The letter, released today by Turner's office, currently has 70 signatures and is slated to be sent to the White House at the end of next week. Rep. Tom O'Halleran (D-AZ) is the only Democrtat to have signed the letter thus far.
"We are strongly urging the president to follow his original budget plan of $733 billion for the Department of Defense as he prepares his presidential budget for Fiscal Year 2020," Turner said in a statement. "President Trump cannot claim he is rebuilding our military while cutting the funds necessary to do so. We've seen the devastating effects on readiness when our military is forced to make arbitrary cuts as our adversaries continue to aggressively invest in their national security operations."
Though Trump has touted the $165 billion military buildup Congress passed for FY-18 and FY-19, he sparked confusion in the Washington defense establishment on Monday when he tweeted that the current defense budget of $716 billion is "crazy."
The lawmakers' letter, however, uses Trump's own words to make their point.

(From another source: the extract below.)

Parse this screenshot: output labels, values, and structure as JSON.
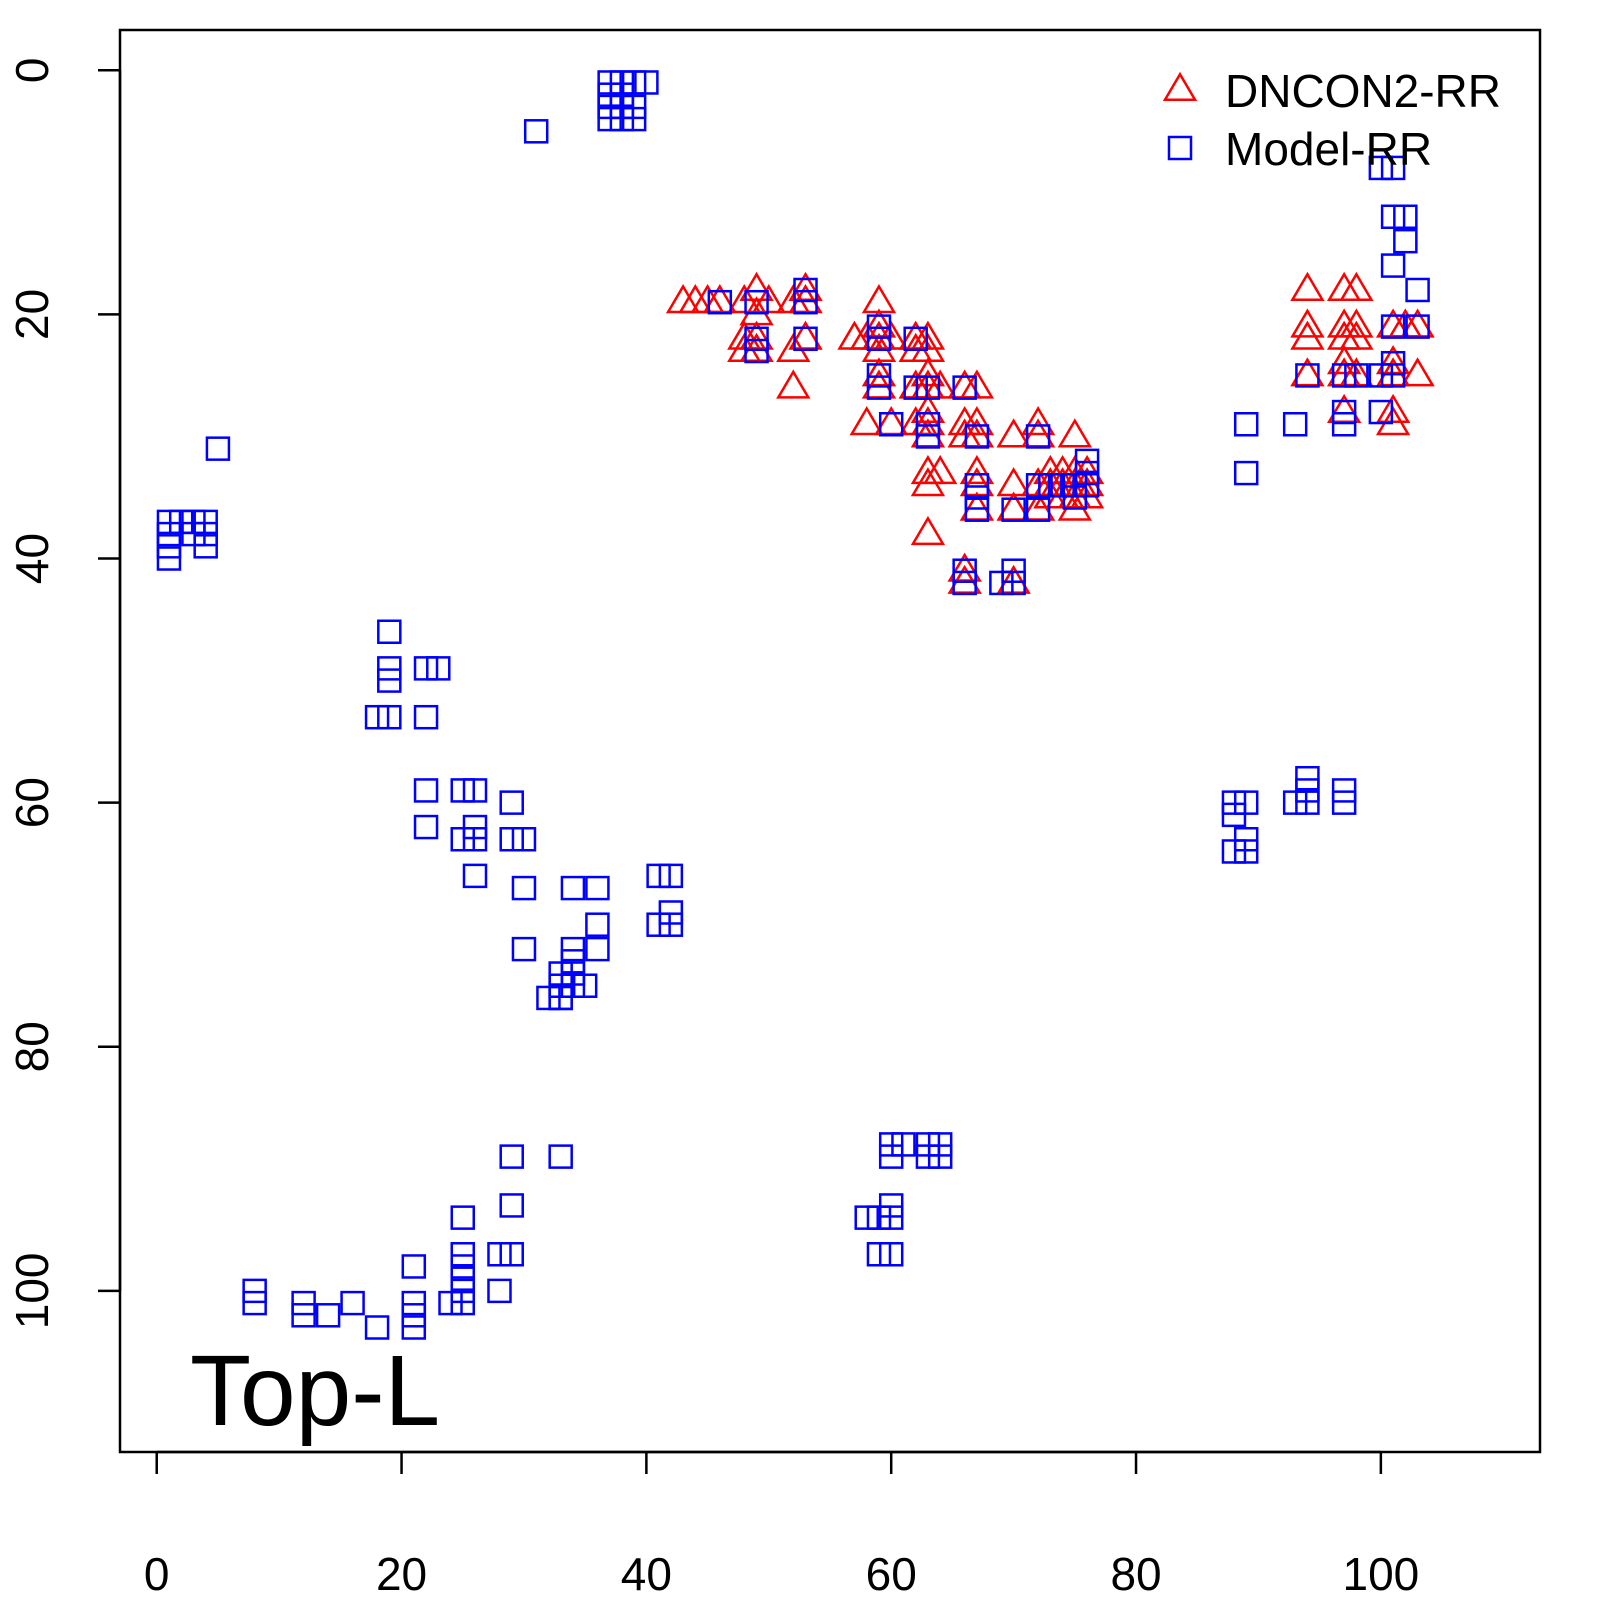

"In August, you remarked: 'The National Defense Authorization Act is the most significant investment in our military and our warfighters in modern history. We are going to strengthen our military like never ever before and that’s what we did,'" the letter states.
"We must continue to adequately fund the military and allow for responsible growth to protect our national interests at home and abroad," the letter continues.
The letter comes on the heels of a two-hour meeting Trump had at the White House with Senate Armed Services Committee Chairman Jim Inhofe (R-OK), his House counterpart Rep. Mac Thornberry (R-TX) and Defense Secretary Jim Mattis about the defense budget. Vice President Pence and national security adviser John Bolton were also present.
Though Inhofe admitted today the president's tweets make him "cringe," the senator said he left the meeting with the impression that Trump understands the need to provide "adequate" resources to the Pentagon to execute the National Defense Strategy.
Democrats, meanwhile, have declined to support a specific topline number for defense, but senior lawmakers like Sen. Jack Reed (D-RI), ranking member on the Senate Armed Services Committee, and Rep. Adam Smith (D-WA), who is expected to become House Armed Services Committee chairman next year, have said they want to strike a balance between defense and non-defense priorities.